The story told in the striking work "The Eagle" (late 18th cent.) of a mighty eagle attacking a little bird and being itself attacked by a dog with teeth bared, would seem to be a kind of moral tale, telling us that no oppressor is omnipotent, there always being some still higher power. It is not so much the subject matter, atypical as it is of Baumann, that raises questions, but rather the inconsistent professional level. The painting of the major forms and details - the bird feathers and plants - is undoubtedly more masterful and mannered than in the later still lifes. The composition too indicates a different kind of thinking, somewhat dispassionate and stereotyped. A curious feature is the naturalistic fly in the middle of the canvas, seemingly not flying, but rather perched on the glass. We cannot say with certainty that "The Eagle" really is the work of Baumann, and looking at the range of his art, we may assume that the work has been painted after some other example. Equally, it may be similar in terms of professional level to the "Hare", now lost, for which in 1786 the council of the Imperial Academy of Arts in St Petersburg awarded Johann Heinrich Baumann the pre-academician category of naznačennij. Certainly, this is not the painting of an adorable brown - and still living - hare that we see in the exhibition, which has associations with the famous watercolour by Albrecht Dürer "The Young Hare" (1502) from the Vienna Albertina Museum.
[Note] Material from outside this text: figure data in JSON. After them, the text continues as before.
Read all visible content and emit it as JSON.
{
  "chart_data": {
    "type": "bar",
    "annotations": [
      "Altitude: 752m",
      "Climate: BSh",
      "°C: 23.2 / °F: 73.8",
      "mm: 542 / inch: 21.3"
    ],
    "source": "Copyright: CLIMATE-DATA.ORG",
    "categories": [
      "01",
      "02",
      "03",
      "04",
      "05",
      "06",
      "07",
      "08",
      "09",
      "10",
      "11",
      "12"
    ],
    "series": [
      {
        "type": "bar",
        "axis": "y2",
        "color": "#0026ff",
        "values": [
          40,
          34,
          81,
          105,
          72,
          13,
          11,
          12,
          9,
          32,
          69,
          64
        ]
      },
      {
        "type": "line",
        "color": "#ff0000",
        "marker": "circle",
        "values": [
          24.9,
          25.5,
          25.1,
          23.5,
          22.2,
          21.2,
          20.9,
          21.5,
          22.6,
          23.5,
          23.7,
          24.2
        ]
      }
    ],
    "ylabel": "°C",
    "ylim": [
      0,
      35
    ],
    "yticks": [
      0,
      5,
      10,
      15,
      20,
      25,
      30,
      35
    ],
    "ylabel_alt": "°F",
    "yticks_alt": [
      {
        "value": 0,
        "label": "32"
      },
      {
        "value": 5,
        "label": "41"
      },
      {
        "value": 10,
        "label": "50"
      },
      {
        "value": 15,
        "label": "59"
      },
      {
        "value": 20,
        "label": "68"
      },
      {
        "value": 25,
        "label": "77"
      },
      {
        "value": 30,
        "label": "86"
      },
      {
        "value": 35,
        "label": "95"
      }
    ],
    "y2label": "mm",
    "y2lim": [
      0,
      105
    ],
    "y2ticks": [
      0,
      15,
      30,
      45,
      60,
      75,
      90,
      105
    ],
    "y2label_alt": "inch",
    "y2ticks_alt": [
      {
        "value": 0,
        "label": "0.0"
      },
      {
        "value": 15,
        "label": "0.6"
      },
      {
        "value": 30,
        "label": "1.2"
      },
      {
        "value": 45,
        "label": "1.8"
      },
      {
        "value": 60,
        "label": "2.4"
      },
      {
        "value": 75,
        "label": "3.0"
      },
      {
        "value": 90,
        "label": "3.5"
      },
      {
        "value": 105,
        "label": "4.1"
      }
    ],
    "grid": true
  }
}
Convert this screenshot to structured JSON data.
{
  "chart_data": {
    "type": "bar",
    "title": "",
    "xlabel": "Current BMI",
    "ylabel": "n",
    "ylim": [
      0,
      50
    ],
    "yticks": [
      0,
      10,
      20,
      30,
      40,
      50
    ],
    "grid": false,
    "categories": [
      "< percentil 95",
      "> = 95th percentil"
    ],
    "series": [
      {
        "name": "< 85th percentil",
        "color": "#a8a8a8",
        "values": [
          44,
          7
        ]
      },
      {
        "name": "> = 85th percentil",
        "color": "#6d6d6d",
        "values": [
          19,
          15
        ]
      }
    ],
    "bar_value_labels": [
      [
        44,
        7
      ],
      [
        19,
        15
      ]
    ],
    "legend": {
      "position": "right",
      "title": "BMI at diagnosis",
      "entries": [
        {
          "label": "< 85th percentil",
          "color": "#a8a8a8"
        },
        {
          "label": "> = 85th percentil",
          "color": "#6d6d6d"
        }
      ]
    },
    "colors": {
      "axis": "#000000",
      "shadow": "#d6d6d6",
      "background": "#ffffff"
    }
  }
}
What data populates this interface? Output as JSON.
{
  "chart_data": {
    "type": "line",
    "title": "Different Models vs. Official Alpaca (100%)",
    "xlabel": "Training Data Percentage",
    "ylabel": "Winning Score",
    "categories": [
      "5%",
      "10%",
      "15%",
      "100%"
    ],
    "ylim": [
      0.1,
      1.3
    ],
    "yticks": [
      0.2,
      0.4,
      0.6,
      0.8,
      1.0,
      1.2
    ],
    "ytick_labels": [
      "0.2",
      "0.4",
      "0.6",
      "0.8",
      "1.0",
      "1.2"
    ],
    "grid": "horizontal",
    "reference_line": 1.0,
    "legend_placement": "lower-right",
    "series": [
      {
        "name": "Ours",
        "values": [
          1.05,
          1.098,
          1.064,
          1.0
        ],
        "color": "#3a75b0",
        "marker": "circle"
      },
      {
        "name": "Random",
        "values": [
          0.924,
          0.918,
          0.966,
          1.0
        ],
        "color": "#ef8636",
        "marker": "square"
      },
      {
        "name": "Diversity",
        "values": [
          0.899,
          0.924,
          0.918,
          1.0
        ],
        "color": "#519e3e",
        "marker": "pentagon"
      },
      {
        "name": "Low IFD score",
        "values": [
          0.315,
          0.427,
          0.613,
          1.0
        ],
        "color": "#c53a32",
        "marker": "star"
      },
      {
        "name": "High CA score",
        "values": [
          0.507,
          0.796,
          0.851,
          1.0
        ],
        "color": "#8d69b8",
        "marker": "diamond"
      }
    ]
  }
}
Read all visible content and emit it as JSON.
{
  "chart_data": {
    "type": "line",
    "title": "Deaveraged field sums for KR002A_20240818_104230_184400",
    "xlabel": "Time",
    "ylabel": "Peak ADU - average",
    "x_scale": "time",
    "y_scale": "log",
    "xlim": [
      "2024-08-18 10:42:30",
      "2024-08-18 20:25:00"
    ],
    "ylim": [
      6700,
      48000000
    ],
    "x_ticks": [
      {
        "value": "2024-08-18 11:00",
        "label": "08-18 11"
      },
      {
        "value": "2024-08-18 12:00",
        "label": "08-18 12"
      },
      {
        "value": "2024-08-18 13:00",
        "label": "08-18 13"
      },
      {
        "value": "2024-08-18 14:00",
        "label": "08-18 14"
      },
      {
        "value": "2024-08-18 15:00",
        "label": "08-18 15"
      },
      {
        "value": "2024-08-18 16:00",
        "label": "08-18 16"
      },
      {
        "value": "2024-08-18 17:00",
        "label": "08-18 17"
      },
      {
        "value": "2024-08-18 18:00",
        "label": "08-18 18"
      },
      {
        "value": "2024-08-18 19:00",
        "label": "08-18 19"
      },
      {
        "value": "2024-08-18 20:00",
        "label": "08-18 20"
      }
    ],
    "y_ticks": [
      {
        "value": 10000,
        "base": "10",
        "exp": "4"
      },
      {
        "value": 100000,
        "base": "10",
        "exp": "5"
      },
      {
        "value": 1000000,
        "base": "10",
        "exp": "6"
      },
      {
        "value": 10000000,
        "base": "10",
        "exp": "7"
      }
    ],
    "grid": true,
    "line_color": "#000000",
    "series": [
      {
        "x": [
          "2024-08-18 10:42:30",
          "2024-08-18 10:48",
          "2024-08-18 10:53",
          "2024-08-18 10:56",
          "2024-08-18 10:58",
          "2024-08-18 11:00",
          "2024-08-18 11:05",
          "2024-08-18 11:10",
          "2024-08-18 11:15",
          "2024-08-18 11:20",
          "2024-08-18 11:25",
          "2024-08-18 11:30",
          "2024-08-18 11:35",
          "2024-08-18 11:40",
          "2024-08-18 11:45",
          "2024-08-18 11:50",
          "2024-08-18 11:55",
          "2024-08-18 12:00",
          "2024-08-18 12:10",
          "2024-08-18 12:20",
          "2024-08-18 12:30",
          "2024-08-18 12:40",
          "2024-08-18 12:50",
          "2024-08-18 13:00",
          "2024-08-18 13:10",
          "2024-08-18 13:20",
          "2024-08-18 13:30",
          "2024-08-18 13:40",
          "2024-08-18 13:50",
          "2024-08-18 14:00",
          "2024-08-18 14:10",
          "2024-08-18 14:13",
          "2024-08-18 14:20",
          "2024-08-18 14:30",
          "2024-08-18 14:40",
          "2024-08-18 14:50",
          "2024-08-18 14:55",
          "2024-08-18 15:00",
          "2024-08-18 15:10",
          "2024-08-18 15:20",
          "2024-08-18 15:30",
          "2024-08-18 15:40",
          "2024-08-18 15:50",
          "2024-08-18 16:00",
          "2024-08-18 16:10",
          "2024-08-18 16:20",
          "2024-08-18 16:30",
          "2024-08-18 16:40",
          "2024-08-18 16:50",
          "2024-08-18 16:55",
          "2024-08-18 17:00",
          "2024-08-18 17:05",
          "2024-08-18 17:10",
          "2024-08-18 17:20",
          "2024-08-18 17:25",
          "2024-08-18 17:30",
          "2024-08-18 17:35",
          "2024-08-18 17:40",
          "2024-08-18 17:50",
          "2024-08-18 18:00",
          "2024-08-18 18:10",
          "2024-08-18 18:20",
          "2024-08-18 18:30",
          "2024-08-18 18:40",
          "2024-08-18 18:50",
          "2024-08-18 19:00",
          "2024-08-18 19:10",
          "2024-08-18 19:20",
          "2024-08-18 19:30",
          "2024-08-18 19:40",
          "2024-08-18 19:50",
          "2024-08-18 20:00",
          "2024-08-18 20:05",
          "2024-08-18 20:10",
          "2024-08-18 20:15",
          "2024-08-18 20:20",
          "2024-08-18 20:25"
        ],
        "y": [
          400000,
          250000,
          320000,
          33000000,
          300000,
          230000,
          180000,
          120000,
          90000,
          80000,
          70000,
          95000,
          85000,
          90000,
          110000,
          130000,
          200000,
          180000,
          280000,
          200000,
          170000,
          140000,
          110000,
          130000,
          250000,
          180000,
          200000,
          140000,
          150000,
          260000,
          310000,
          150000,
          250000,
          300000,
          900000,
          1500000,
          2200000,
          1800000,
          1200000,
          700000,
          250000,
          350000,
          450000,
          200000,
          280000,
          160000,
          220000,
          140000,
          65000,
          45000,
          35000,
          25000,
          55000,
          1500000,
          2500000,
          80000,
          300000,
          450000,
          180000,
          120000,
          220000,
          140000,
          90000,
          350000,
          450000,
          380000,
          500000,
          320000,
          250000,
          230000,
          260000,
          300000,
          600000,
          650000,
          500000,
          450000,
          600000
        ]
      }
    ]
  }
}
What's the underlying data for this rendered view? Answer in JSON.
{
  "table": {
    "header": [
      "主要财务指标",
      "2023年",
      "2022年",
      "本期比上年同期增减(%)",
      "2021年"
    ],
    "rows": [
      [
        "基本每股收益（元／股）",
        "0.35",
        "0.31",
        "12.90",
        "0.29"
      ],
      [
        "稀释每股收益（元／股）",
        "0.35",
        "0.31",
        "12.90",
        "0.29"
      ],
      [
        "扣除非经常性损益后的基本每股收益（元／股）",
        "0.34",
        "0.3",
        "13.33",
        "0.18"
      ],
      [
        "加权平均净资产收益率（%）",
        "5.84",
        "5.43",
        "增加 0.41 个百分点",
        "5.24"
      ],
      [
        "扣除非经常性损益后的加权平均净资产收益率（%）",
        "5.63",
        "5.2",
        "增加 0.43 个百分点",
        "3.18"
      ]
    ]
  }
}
In a 1777 portrait painted by Jacob Samuel Beck, we see Baumann as a dark-haired youth with hair styled in the fashion of the day, and he painted himself several times as a mature man. The most ambitious of these self-portraits is undoubtedly the one showing him as a hunter dressed in green with his gun and his faithful friend by his side, with a symbolic dead fowl between its teeth. The low horizon in this vertical format emphasises the figure, indicating that the artist had a rather good opinion of himself, and only the ponderous style of expression prevents it from being equated with a typical parade portrait. One of the largest and best-known works by Baumann - a portrait of wine merchant Georg Conrad Nestor - has a horizontal format, giving a feeling of peace and harmony. Returned from a successful hunt, the gentleman reclines convivially in the shade of a tree with a glass in his hand. Beside him he has the birds he has shot, his pipe, his tobacco pouch and his wine bottle, while his dog lies at the beck and call of its master. A rustic idyll, no doubt also in tune with the painter's own character. Parts of the painting uncovered in the course of restoration work in the mid-20th century show that Baumann later repainted it, so that the gentleman, originally in a white shirt and orange trousers, was dressed up in a more "businesslike" black suit. The background scene, with the little manor house, the Russian tricolour of exaggerated size and the mechanically arranged spruce trees, contrasts with the touching naïvety of the portrait. All of Johann Heinrich Baumann's paintings, even the furious hunting scenes, exude a deep satisfaction with everything that life has to offer and a passion for creativity, so it seems he was evidently too vivacious and freethinking a person to devote his whole life to the serious and responsible position of a pastor.